Clinical Presentation
Patients with peritoneal inclusion cysts may present with:

  • Chronic lower abdominal or pelvic pain

  • Abdominal distension or bloating

  • Palpable pelvic mass

  • Occasionally, urinary or bowel symptoms due to compression

Diagnosis often requires imaging studies, as clinical examination alone is insufficient. Ultrasound typically shows multilocular cystic masses, while MRI or CT scans provide better delineation of cysts and adhesions.

Laparoscopic Management
Laparoscopic surgery has become the preferred approach for managing peritoneal inclusion cysts due to its minimally invasive nature, faster recovery, and lower complication rates compared to open surgery. The main goals of laparoscopic management include cyst excision, adhesion release, and preservation of ovarian and reproductive function.

Preoperative Considerations

  • Detailed imaging to assess the extent and location of cysts

  • Laboratory evaluation to rule out malignancy

  • Counseling regarding risks of recurrence and fertility implications

Surgical Technique

  1. Patient Positioning: The patient is placed in a lithotomy or supine position with Trendelenburg tilt for optimal pelvic exposure.

  2. Port Placement: Standard laparoscopy ports are used, typically including a 10-mm umbilical port and two or three accessory 5-mm ports in the lower abdomen.

  3. Adhesiolysis: Careful dissection of adhesions is performed using blunt and sharp techniques, often assisted by energy devices.

  4. Cyst Identification and Excision: The cysts are carefully dissected from surrounding structures, including the ovary, bowel, and bladder, ensuring complete excision to minimize recurrence.
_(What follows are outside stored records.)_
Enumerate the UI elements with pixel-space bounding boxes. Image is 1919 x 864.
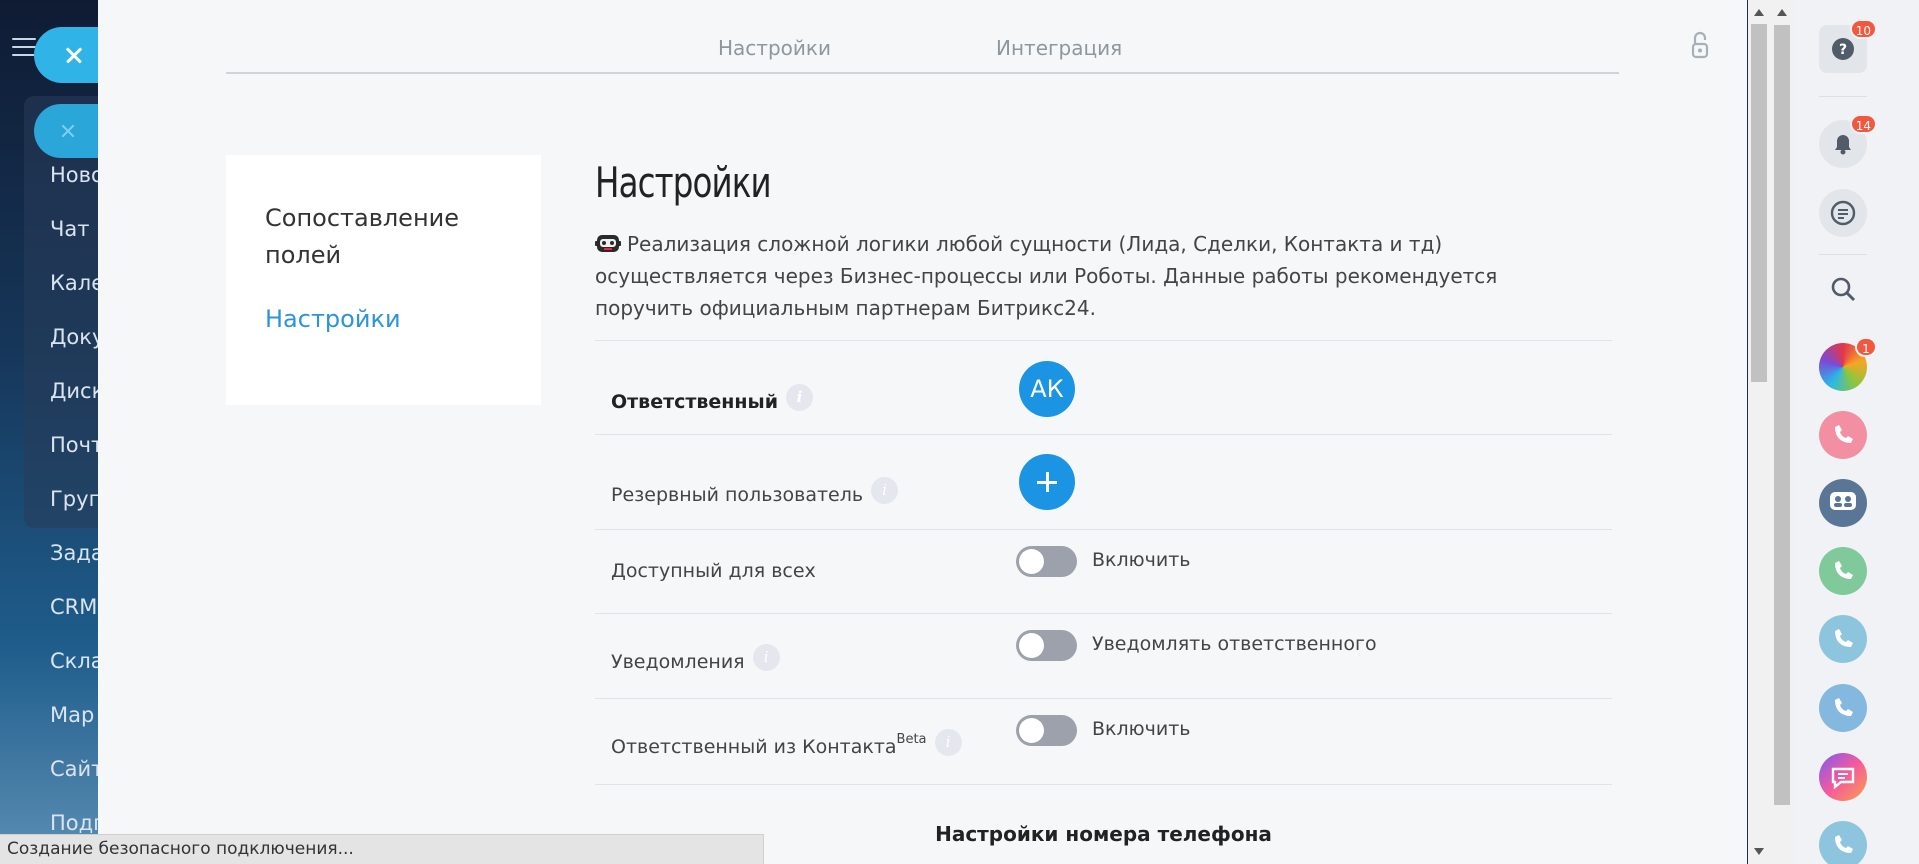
row-label: Доступный для всех <box>611 560 816 582</box>
portal-menu-item[interactable]: Доку <box>50 325 104 349</box>
row-responsible-from-contact: Ответственный из КонтактаBeta i Включить <box>595 699 1612 785</box>
toggle-label: Включить <box>1092 549 1191 571</box>
beta-label: Beta <box>896 732 927 747</box>
help-button[interactable]: ? 10 <box>1819 19 1877 73</box>
call-contact-button[interactable] <box>1819 547 1867 595</box>
divider <box>1819 96 1867 97</box>
search-button[interactable] <box>1819 265 1867 313</box>
nav-item-settings[interactable]: Настройки <box>265 305 401 333</box>
portal-menu-item[interactable]: Кале <box>50 271 104 295</box>
row-available-for-all: Доступный для всех Включить <box>595 530 1612 614</box>
unlock-icon[interactable] <box>1689 30 1711 60</box>
scroll-up-arrow[interactable] <box>1777 9 1787 16</box>
phone-icon <box>1835 425 1853 443</box>
row-label: Уведомления i <box>611 644 780 673</box>
row-responsible: Ответственный i АК <box>595 341 1612 435</box>
call-contact-button[interactable] <box>1819 821 1867 864</box>
phone-icon <box>1835 629 1853 647</box>
nav-item-field-mapping[interactable]: Сопоставление полей <box>265 200 525 274</box>
search-icon <box>1831 277 1856 302</box>
portal-menu-item[interactable]: Груп <box>50 487 102 511</box>
toggle-label: Включить <box>1092 718 1191 740</box>
app-button[interactable]: 1 <box>1819 337 1877 391</box>
page-title: Настройки <box>595 158 772 207</box>
slider-scrollbar[interactable] <box>1748 0 1770 864</box>
portal-menu-item[interactable]: Зада <box>50 541 104 565</box>
close-icon <box>64 45 84 65</box>
portal-menu-item[interactable]: Диск <box>50 379 104 403</box>
portal-menu-item[interactable]: Ново <box>50 163 104 187</box>
info-icon[interactable]: i <box>752 644 780 671</box>
group-chat-button[interactable] <box>1819 479 1867 527</box>
divider <box>1819 254 1867 255</box>
settings-content: Настройки Реализация сложной логики любо… <box>595 150 1615 846</box>
robot-icon <box>595 235 621 252</box>
info-icon[interactable]: i <box>786 384 814 411</box>
tab-settings[interactable]: Настройки <box>718 36 831 60</box>
scroll-down-arrow[interactable] <box>1754 848 1764 855</box>
portal-menu-item[interactable]: CRM <box>50 595 97 619</box>
right-toolbar: ? 10 14 1 <box>1794 0 1919 864</box>
portal-menu-item[interactable]: Сайт <box>50 757 103 781</box>
notifications-badge: 14 <box>1849 114 1877 134</box>
notify-toggle[interactable] <box>1016 630 1077 661</box>
phone-icon <box>1835 835 1853 853</box>
hamburger-menu-icon[interactable] <box>12 38 36 56</box>
chat-list-button[interactable] <box>1819 189 1867 237</box>
phone-icon <box>1835 561 1853 579</box>
app-badge: 1 <box>1855 337 1877 357</box>
chat-list-icon <box>1830 200 1856 226</box>
intro-text: Реализация сложной логики любой сущности… <box>595 228 1595 324</box>
portal-menu-item[interactable]: Скла <box>50 649 104 673</box>
toggle-label: Уведомлять ответственного <box>1092 633 1377 655</box>
info-icon[interactable]: i <box>871 477 899 504</box>
scroll-up-arrow[interactable] <box>1754 9 1764 16</box>
call-contact-button[interactable] <box>1819 411 1867 459</box>
call-contact-button[interactable] <box>1819 615 1867 663</box>
settings-slider: Настройки Интеграция Сопоставление полей… <box>98 0 1747 864</box>
info-icon[interactable]: i <box>934 729 962 756</box>
help-badge: 10 <box>1849 19 1877 39</box>
browser-status-bar: Создание безопасного подключения... <box>0 834 764 864</box>
add-user-button[interactable] <box>1019 454 1075 510</box>
intro-paragraph: Реализация сложной логики любой сущности… <box>595 232 1498 320</box>
row-label: Ответственный i <box>611 384 814 413</box>
phone-icon <box>1835 698 1853 716</box>
row-reserve-user: Резервный пользователь i <box>595 435 1612 530</box>
settings-nav: Сопоставление полей Настройки <box>226 155 541 405</box>
notifications-button[interactable]: 14 <box>1819 114 1877 168</box>
open-lines-button[interactable] <box>1819 753 1867 801</box>
group-icon <box>1830 492 1856 510</box>
tab-integration[interactable]: Интеграция <box>996 36 1122 60</box>
portal-menu-item[interactable]: Почт <box>50 433 103 457</box>
row-label: Резервный пользователь i <box>611 477 899 506</box>
avatar[interactable]: АК <box>1019 361 1075 417</box>
contact-responsible-toggle[interactable] <box>1016 715 1077 746</box>
call-contact-button[interactable] <box>1819 684 1867 732</box>
available-toggle[interactable] <box>1016 546 1077 577</box>
scroll-thumb[interactable] <box>1751 24 1767 382</box>
row-notifications: Уведомления i Уведомлять ответственного <box>595 614 1612 699</box>
svg-text:?: ? <box>1839 42 1847 58</box>
scroll-thumb[interactable] <box>1774 25 1790 805</box>
portal-menu-item[interactable]: Мар <box>50 703 94 727</box>
message-icon <box>1831 767 1855 790</box>
tab-bar: Настройки Интеграция <box>226 20 1709 74</box>
row-label: Ответственный из КонтактаBeta i <box>611 729 962 758</box>
page-scrollbar[interactable] <box>1770 0 1794 864</box>
settings-rows: Ответственный i АК Резервный пользователь… <box>595 340 1612 785</box>
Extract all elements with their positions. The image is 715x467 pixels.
  5. Specimen Retrieval: Cysts are placed in an endoscopic retrieval bag and removed to prevent spillage.

  6. Peritoneal Lavage: The peritoneal cavity is irrigated to remove debris and prevent postoperative adhesions.

Postoperative Care

  • Early ambulation to prevent adhesions and venous thrombosis

  • Pain management with analgesics

  • Monitoring for complications such as bleeding, infection, or recurrence

  • Follow-up imaging in 6–12 months to ensure no residual or recurrent cysts

Advantages of Laparoscopy

  • Minimally invasive with smaller scars

  • Shorter hospital stay and faster recovery

  • Reduced postoperative pain

  • Better visualization of pelvic structures, allowing precise excision

  • Preservation of fertility

Challenges and Considerations

  • Dense adhesions may complicate dissection

  • Risk of cyst rupture and fluid spillage

  • Possibility of recurrence if adhesions are not adequately managed

  • Requires advanced laparoscopic skills, especially in complex or large cysts

Conclusion
Laparoscopic management of peritoneal inclusion cysts offers a safe, effective, and fertility-preserving option for women affected by this condition. Thorough preoperative evaluation, meticulous surgical technique, and careful follow-up are key to reducing recurrence and ensuring optimal outcomes. With advancements in minimally invasive surgery, laparoscopy has become the gold standard for managing these challenging cystic lesions.